I'll not lie. The last few days have been blissful. Not only are rehearsals going well - we've almost finished learning the entire score - but, apart from running the odd note-bashing session, I don't really have any responsibilities. It feels like such an odd admission for a workaholic like me, but, because Brass is effectively written, and the creative team is so strong, my task is simply to let go. Almost for the first time in my life. There was a moment yesterday when I went up to the director, Hannah, to ask her a question about accents, and she said "what I love about you is that almost every time I've got something running through my head which I want to ask you about, you seem to be thinking the same thing!"
It suddenly struck me that seeing an established work being rehearsed is an experience which most composers are robbed off. We are only ever usually about in the high-pressure environment of a first production, when everyone's rushing about in a panic, demanding cuts and making us feel like rubbish writers because what we've written is too hard, or too high, or too whatever it is.
There's also a lot to be said for coming on a residential course with a bunch of really cool younger people. It reminds me of being at music school again. That sense of freedom and optimism can be very infectious. Last night we spent two hours playing a game called Mafia, just because we could. I didn't need to rush off to write more music, or sit on my own in a kitchen doing orchestrations. I could just sit down on a sofa and enjoy the moment. Bliss.
I very much enjoy the ten minute walk from the halls we're staying in to the main school. We walk across a beautiful playing field and it's a really nice bit of "me" time. This morning the sun was low in the sky and glinting on morning dew. The countryside is spectacular in these parts. We're right next to Knole House, of Vita Sackville-West fame, which is known for its many wild deer. Yesterday, whilst the girls in the cast started learning brass instruments for the first time, a beautiful Bambiesque creature with fabulous white spotty markings, skipped its way along the gully outside our window. We all rushed over to watch its progress and made the ludicrous types of noises that only a deer can inspire. The wonderful Lucy in the cast, in her glorious Derby accent, said "that, right there, is what we're all paying for!"

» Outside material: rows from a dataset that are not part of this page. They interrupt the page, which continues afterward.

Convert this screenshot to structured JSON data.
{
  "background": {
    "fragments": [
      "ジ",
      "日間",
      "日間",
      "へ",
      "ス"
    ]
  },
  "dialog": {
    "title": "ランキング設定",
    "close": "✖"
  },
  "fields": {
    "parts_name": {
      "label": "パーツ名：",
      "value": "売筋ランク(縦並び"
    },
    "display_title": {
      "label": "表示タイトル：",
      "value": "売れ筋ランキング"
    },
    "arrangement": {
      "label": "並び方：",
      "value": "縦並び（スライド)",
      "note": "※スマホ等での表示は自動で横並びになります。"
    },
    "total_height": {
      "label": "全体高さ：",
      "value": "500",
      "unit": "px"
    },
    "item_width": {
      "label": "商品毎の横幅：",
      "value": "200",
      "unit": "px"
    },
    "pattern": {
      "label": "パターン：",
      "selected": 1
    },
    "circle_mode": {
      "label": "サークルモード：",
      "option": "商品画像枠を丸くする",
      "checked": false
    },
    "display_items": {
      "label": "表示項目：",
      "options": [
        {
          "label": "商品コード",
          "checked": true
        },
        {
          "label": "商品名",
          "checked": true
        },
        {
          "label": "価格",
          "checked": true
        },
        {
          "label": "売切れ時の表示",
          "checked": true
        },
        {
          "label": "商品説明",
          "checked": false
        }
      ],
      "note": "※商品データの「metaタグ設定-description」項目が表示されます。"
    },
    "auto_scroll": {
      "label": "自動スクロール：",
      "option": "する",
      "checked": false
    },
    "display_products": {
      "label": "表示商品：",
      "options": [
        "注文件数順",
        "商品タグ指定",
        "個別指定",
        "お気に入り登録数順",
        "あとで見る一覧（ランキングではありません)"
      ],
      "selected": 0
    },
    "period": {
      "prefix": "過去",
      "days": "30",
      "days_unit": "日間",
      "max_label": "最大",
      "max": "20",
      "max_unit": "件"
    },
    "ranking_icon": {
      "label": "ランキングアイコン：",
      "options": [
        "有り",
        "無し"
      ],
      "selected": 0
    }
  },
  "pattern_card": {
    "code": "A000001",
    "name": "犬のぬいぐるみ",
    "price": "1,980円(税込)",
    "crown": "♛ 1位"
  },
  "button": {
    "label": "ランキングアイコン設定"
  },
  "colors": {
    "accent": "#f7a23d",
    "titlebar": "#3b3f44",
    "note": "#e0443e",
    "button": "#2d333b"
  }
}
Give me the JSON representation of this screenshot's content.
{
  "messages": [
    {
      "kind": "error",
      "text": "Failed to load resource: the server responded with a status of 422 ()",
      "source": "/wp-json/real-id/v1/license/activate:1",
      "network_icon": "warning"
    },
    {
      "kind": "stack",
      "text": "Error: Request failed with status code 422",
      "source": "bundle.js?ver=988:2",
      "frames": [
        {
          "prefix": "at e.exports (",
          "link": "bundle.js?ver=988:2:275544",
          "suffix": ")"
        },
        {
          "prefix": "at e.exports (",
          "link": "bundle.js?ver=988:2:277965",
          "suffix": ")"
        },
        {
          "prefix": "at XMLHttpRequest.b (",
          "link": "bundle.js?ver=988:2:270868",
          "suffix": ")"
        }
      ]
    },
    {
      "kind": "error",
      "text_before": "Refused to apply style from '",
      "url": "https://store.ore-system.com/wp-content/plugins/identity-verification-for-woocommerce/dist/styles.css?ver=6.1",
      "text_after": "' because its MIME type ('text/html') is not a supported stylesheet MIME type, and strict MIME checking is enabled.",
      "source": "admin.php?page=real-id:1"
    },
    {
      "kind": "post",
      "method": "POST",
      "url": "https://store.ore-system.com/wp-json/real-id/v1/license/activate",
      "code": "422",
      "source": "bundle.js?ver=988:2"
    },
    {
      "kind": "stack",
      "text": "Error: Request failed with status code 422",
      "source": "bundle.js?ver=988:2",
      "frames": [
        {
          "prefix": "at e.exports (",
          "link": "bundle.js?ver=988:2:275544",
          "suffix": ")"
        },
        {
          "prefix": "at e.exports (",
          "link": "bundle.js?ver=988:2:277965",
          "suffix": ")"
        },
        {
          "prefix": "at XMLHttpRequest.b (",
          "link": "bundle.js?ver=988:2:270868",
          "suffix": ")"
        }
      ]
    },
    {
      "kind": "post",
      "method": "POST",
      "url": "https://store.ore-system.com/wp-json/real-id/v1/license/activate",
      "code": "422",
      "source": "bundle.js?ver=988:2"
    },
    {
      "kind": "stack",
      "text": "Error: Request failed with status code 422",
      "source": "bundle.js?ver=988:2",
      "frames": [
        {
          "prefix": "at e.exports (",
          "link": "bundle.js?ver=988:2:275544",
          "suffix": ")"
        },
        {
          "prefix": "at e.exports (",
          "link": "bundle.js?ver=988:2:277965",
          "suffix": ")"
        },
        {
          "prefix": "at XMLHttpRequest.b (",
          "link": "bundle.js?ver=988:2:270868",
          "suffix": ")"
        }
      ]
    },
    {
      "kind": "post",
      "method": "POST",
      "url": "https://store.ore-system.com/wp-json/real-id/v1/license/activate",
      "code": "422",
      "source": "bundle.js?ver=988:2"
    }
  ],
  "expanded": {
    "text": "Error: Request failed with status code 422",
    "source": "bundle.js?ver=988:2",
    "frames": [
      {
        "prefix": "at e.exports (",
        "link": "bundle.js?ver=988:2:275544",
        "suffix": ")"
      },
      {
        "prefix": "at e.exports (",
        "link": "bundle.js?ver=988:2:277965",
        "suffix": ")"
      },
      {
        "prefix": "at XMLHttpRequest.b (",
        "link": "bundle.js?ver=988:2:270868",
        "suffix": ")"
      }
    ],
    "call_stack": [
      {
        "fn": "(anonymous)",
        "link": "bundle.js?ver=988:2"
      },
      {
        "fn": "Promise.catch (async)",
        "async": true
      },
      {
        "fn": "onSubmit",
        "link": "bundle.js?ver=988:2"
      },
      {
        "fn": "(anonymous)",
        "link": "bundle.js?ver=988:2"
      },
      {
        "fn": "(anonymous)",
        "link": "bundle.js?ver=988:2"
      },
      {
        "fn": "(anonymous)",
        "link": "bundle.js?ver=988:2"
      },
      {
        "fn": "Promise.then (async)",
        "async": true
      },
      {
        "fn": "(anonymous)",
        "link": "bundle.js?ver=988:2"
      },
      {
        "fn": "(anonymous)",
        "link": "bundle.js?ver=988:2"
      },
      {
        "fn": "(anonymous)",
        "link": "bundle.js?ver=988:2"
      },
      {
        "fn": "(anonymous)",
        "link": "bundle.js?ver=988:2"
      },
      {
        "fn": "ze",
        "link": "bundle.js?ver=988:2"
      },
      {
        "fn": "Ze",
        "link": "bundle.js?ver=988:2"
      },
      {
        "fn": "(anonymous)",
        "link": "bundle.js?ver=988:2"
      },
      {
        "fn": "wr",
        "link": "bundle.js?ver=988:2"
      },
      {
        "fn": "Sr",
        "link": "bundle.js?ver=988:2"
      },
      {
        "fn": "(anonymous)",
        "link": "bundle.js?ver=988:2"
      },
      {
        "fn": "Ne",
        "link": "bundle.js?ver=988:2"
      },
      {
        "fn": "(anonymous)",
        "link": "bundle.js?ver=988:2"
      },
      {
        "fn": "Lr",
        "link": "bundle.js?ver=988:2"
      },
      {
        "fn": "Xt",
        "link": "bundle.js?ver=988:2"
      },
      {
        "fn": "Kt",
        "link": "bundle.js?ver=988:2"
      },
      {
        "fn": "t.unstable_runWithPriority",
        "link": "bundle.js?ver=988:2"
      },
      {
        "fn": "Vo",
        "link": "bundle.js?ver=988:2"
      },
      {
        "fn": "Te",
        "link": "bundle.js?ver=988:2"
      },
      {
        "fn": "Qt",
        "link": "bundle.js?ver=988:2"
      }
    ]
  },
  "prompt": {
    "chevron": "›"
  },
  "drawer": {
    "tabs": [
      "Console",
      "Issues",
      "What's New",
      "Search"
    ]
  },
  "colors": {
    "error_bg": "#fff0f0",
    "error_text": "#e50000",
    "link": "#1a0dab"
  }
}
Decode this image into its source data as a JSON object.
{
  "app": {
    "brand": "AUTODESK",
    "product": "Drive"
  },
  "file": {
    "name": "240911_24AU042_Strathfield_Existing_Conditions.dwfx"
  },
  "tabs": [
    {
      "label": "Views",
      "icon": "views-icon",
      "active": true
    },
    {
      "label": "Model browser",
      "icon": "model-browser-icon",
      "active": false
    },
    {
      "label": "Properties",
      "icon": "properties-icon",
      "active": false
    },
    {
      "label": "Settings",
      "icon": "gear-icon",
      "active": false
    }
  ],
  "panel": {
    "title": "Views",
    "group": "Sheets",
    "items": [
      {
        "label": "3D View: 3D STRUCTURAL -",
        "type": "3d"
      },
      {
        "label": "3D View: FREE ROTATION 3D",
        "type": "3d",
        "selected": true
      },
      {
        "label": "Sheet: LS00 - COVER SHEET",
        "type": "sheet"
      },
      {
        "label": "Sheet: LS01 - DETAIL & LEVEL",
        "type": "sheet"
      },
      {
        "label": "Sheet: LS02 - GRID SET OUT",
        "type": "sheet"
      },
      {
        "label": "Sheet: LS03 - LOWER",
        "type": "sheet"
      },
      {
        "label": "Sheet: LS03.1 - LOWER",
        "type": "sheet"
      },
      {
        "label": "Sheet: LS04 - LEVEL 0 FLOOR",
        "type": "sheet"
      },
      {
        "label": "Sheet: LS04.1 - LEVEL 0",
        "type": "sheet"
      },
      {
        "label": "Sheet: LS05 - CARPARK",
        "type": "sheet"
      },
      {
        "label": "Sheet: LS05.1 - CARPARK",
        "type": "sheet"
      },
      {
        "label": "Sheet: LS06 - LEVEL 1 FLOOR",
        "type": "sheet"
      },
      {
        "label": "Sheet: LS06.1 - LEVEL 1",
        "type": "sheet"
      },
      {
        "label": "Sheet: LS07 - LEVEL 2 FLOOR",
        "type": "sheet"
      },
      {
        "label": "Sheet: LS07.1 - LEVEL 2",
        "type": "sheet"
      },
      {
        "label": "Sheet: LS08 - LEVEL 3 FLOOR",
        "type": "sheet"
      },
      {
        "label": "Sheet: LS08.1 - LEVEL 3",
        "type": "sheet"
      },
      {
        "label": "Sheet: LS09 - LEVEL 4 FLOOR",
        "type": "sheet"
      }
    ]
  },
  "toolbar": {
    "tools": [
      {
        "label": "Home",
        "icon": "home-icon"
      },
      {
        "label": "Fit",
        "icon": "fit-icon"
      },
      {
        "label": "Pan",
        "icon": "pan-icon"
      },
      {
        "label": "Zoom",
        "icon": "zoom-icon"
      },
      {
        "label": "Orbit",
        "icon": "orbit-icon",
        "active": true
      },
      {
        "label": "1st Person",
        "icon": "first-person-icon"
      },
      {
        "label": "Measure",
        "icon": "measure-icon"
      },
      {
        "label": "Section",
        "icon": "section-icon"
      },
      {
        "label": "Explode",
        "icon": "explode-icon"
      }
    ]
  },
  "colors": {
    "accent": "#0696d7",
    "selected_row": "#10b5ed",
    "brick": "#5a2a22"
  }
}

The Asian man who runs the local penny shop has vibrant purple hair underneath the halogen strip lights inside his gaff. I wonder if he knows? I died my hair raven black when I was eighteen and it went a similar colour. At the same time my brother had used too much Sun-In and gone bright orange. My mum once spent a shopping trip to Northampton telling us how proud she felt of her two boys!
I had something of an out-of-body experience last night as I watched the cast singing the first few numbers of the show. I felt a rush of pride and deep gratitude and then this surreal sense that all these amazing young people were working so hard on something I've written. It was a curious but gratifying emotion.